Programme de 2,2 milliards de dollars : Le FMI dévoile ses priorités pour le Sénégal

Le Sénégal et le Fonds monétaire international (FMI) sont parvenus à un accord au niveau des services du Fonds, qui devrait ouvrir la voie à un programme d’un montant de 2,2 milliards de dollars. Les contours de cet accord ont été précisés par Julie Kozack, Directrice de la communication du FMI, lors d’un échange avec la presse.

Selon la responsable du Fonds, le programme actuellement en discussion repose sur plusieurs axes destinés notamment à rétablir les équilibres des finances publiques et à renforcer la gouvernance économique du Sénégal.

Rétablir la viabilité des finances publiques

Le premier axe porte sur le rétablissement de la viabilité des finances publiques. La stratégie budgétaire devrait ainsi s’appuyer sur une meilleure mobilisation des ressources intérieures, une rationalisation des dépenses et un renforcement des filets de protection sociale.

L’objectif, explique Julie Kozack, est de permettre au Sénégal de retrouver progressivement des marges de manœuvre budgétaires tout en préservant les dispositifs de protection destinés aux populations.

Une nouvelle stratégie de mobilisation des recettes

Le deuxième volet concerne les réformes structurelles, appelées notamment à soutenir la stratégie budgétaire.

Dans ce cadre, les autorités sénégalaises prévoient d’adopter, en 2027, une stratégie de mobilisation des recettes à moyen terme. Celle-ci devra préciser les moyens permettant d’accroître progressivement les recettes fiscales afin de dégager de nouvelles marges pour financer les dépenses jugées prioritaires.

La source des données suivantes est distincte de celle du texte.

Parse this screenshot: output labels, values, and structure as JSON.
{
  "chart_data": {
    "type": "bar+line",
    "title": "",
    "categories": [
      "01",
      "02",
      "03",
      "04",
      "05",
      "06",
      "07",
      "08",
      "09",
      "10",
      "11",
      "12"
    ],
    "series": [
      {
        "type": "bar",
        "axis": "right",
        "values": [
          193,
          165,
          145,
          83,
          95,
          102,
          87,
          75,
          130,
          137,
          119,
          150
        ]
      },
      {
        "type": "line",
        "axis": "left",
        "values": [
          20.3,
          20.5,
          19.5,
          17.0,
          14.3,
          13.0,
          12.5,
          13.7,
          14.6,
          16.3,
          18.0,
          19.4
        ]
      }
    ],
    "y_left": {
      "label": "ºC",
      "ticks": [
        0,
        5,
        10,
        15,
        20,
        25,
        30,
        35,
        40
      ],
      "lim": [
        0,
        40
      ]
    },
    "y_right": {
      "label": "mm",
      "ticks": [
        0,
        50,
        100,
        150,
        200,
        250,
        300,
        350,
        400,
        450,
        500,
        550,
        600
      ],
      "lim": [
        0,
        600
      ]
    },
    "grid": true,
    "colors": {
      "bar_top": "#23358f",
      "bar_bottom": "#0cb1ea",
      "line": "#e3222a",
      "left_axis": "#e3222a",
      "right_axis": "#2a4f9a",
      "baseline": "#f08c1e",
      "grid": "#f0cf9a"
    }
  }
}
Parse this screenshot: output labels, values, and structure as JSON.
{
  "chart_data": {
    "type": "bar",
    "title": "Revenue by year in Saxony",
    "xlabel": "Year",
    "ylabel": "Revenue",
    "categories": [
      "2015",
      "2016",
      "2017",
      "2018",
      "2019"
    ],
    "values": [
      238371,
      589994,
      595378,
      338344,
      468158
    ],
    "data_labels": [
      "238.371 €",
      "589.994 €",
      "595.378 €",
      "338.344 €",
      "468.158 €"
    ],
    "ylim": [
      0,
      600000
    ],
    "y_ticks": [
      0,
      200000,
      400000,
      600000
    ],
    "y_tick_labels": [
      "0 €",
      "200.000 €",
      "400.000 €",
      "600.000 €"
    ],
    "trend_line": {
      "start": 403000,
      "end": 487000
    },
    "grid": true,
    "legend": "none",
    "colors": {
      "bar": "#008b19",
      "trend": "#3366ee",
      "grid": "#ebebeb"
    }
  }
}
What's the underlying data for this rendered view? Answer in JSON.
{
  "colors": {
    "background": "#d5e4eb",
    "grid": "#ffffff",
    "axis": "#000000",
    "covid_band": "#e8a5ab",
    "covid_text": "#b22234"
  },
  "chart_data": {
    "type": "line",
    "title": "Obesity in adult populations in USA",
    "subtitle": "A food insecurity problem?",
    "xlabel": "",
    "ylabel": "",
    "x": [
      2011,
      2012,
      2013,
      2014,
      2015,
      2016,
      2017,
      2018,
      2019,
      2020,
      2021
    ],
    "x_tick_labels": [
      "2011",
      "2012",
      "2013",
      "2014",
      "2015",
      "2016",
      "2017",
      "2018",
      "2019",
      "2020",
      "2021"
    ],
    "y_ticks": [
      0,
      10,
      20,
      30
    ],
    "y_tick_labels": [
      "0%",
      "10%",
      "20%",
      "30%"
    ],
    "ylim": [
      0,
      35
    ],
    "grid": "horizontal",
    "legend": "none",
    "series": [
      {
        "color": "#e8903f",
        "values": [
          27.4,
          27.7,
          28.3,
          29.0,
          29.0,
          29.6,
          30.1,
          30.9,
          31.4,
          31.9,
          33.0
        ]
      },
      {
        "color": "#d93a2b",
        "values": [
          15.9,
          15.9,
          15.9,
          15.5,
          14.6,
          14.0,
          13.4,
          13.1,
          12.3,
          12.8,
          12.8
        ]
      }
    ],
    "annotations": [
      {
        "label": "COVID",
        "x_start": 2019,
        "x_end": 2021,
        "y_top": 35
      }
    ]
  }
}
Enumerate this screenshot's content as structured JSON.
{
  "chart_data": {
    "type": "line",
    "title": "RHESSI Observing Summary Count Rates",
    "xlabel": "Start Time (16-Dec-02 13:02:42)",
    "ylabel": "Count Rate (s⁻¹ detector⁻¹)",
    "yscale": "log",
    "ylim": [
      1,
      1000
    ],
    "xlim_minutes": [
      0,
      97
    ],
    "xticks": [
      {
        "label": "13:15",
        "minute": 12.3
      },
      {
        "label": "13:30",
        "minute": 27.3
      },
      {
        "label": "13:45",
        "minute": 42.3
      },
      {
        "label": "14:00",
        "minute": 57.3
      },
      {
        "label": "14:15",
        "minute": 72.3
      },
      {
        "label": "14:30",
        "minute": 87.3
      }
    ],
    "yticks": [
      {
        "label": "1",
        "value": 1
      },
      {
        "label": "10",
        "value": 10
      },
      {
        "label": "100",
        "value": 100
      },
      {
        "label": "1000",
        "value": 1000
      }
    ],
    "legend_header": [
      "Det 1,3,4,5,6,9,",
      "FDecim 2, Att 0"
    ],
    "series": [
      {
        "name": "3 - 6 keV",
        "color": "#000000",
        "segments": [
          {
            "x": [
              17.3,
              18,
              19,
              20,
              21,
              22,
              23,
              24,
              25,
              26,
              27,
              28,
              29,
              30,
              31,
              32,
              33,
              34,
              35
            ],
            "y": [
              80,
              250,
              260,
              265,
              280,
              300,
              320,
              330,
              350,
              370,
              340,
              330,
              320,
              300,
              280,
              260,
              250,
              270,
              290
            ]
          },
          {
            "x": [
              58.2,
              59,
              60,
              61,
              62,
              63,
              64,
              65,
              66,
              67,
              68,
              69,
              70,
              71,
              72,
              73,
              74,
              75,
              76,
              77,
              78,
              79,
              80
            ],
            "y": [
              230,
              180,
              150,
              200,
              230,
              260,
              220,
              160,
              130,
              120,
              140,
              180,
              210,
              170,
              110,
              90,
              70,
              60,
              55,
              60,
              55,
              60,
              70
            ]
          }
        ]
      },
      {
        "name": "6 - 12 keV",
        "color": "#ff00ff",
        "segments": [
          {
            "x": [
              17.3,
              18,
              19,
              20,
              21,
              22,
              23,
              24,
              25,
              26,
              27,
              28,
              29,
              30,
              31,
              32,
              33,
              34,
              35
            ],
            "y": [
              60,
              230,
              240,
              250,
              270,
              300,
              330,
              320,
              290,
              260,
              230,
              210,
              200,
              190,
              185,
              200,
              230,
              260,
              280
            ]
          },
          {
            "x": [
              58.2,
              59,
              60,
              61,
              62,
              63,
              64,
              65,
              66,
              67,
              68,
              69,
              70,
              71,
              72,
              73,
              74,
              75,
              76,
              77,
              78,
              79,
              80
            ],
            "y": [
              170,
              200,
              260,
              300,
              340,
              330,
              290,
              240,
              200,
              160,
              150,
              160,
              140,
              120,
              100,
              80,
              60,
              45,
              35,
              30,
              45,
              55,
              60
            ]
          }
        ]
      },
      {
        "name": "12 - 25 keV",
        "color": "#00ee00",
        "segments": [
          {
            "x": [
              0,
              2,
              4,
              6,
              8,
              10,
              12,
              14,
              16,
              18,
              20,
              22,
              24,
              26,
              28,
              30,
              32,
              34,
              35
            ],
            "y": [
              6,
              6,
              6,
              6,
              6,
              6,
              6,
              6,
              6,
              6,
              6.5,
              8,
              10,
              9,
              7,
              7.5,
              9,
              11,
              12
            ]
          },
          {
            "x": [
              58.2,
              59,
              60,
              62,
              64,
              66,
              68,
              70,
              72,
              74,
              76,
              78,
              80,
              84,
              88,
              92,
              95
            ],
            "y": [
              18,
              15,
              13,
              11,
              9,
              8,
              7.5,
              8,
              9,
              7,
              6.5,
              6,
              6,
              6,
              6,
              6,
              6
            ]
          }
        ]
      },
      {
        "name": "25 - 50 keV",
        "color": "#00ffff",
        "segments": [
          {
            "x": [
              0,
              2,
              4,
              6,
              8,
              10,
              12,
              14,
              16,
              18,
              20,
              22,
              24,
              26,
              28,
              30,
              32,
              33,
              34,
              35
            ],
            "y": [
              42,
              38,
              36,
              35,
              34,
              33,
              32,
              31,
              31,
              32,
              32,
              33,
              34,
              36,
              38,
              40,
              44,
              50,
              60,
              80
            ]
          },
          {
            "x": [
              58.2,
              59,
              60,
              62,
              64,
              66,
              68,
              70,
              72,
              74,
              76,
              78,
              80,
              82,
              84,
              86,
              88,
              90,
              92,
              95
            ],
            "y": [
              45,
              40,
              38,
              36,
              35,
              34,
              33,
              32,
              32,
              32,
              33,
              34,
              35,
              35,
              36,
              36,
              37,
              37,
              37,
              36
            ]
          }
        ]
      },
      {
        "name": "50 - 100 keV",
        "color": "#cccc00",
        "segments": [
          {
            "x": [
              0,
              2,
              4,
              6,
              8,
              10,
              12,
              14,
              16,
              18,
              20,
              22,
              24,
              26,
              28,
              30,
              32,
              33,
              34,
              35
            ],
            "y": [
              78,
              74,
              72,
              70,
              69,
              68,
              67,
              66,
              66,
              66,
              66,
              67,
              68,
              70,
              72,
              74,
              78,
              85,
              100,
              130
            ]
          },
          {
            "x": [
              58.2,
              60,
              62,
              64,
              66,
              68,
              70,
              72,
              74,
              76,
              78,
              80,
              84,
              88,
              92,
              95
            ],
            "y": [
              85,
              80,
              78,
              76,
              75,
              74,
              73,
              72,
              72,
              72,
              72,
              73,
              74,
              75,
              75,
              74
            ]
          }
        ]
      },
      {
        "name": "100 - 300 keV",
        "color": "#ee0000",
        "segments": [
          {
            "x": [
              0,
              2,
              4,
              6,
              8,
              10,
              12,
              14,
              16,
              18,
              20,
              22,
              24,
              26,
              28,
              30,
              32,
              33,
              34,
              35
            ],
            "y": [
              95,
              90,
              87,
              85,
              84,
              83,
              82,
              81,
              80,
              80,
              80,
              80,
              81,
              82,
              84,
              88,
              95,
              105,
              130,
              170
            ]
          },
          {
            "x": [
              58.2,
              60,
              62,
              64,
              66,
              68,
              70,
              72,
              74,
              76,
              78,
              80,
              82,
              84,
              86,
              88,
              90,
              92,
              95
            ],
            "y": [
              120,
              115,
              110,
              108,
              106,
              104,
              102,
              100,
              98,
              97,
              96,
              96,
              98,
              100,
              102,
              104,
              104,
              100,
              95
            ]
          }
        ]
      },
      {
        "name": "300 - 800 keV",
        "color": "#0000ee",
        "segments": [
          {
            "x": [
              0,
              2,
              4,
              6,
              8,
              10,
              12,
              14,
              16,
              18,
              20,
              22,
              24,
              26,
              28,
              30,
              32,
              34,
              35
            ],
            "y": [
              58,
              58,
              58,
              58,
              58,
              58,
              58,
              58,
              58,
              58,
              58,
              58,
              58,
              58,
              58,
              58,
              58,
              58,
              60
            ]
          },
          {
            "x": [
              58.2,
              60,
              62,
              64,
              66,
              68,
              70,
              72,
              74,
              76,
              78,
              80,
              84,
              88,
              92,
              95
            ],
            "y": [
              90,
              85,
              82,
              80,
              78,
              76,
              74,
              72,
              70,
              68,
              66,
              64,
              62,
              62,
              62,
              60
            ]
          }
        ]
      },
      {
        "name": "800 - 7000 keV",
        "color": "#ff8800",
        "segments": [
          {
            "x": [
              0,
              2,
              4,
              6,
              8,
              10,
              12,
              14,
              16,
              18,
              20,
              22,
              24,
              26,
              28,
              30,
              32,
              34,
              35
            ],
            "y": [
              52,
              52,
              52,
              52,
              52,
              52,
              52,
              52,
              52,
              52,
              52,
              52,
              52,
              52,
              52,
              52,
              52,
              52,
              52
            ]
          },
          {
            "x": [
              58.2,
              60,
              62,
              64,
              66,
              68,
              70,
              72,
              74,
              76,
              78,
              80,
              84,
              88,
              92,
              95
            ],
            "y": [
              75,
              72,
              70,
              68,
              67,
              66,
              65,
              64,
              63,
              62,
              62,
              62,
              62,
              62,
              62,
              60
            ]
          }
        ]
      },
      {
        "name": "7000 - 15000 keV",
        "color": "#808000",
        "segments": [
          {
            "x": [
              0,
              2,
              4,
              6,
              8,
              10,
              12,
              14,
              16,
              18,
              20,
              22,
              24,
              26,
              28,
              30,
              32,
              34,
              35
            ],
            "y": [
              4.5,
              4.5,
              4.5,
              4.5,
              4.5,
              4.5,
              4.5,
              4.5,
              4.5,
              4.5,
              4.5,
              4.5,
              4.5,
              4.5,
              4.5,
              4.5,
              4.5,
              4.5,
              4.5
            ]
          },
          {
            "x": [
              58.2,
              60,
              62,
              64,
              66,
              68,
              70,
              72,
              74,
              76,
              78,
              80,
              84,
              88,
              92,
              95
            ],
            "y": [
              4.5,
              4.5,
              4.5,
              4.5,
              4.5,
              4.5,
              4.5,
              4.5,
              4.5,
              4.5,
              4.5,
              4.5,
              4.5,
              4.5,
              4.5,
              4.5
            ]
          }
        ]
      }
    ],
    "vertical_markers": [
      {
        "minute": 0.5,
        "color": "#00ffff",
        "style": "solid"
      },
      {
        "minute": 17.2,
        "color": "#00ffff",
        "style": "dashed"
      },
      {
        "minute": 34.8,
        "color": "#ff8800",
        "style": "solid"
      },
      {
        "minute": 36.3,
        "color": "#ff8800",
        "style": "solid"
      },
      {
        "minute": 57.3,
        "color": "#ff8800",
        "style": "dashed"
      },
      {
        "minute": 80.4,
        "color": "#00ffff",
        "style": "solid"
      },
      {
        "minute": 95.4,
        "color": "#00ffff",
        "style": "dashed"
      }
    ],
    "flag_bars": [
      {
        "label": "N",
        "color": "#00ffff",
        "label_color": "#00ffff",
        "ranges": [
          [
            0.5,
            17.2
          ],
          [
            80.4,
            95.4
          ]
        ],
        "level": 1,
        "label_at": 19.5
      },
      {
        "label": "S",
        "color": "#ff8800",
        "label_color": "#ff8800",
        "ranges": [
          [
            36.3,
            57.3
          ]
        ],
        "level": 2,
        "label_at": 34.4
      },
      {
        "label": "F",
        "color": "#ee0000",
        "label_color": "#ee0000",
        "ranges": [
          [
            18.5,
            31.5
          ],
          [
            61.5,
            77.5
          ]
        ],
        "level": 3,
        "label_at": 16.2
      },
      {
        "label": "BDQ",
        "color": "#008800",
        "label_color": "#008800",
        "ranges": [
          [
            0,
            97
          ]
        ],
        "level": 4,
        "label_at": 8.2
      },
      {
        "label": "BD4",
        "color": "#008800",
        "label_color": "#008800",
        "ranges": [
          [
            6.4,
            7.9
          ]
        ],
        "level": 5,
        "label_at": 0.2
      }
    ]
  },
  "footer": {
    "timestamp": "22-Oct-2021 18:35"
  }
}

La gouvernance des finances publiques au cœur des réformes

Le programme prévoit également un renforcement de la gouvernance des finances publiques. Parmi les priorités annoncées figurent une meilleure gestion de la dette, un suivi plus rigoureux des arriérés intérieurs ainsi qu’un renforcement de la supervision des entreprises publiques.

Ces mesures doivent contribuer à améliorer la gestion financière de l’État et à renforcer le cadre de gouvernance des finances publiques.

Miser davantage sur le secteur privé

Autre composante du programme : la mise en œuvre de réformes destinées à favoriser une croissance davantage tirée par le secteur privé.

Le FMI prévoit notamment des mesures visant à améliorer l’environnement des affaires et à promouvoir l’inclusion financière. L’ambition est de permettre à un plus grand nombre de Sénégalais d’accéder au système financier afin de pouvoir entreprendre ou développer des activités économiques.

Pour Julie Kozack, l’ensemble de ces mesures doit contribuer à soutenir l’économie sénégalaise, à améliorer le niveau de vie des populations et à rendre l’économie « plus robuste et plus inclusive ».

L’accord au niveau des services du FMI constitue ainsi une étape vers la mise en place du nouveau programme financier, dont le montant annoncé est de 2,2 milliards de dollars.